Defendant was charged with carrying a concealed firearm and with obstructing and opposing an officer without violence. The trial judge granted his motion to suppress the firearm as evidence and the state appeals. We reverse.

This is a stop and frisk case in which the stop was made on the basis of information received by law enforcement officers from known informants, not on the basis of suspicious activity observed by the officers. In State v. Hetland, 366 So.2d 831 (Fla.2d DCA, 1979), this court held that a stop based solely on information from informants may be valid in Florida notwithstanding that the Florida Stop and Frisk Law, Section 901.151, Florida Statutes (1977), indicates that the circumstances giving rise to a stop must be personally observed by the officer. We held in Hetland that the crucial issue is whether the information received, considering the source from which it was received, bears indicia of reliability.

*145In this case, law enforcement officers of Pasco County received information from known sources, including New York officials and a local resident, that defendant and two other men from New York were present in Pasco County and that they were usually armed. The local resident furnished descriptions of the three men, the name of the defendant, and the numbers of the license tags on the cars which the men were driving in the area. Another local resident advised that she had been in the company of two of these men and had seen guns on their persons.
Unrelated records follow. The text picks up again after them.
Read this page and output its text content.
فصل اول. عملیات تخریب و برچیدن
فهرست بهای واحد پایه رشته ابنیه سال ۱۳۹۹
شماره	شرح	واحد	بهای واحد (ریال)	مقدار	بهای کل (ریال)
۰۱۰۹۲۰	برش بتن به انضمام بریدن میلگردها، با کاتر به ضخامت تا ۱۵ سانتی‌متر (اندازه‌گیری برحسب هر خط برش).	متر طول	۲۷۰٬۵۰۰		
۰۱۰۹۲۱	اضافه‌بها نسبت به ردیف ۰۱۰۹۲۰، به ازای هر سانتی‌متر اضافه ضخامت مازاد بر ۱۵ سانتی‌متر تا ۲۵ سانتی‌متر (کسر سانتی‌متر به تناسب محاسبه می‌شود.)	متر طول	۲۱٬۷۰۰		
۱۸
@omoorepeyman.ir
We believe the information bore sufficient indicia of reliability. The record shows that the information was acted upon promptly by the issuance of a “BOLO” and that the stop was made in a reasonable manner when one of the vehicles was spotted as a result of that bulletin. Defendant, a passenger in the vehicle, was requested to get out. When he did so, the investigating officers observed a bulge under his left shoulder. They patted defendant down and found a revolver in a shoulder holster under his left arm. It is that revolver which the trial judge ordered suppressed. He did not, of course, have the benefit of our Hetland decision when he entered that order.

We hold that the stop and frisk in this case were valid. Accordingly, the revolver seized from the defendant as a result of that stop and frisk is admissible evidence against him.

Reversed and remanded for further proceedings not inconsistent with this opinion.

HOBSON, Acting C. J., and BOARD-MAN, J., concur.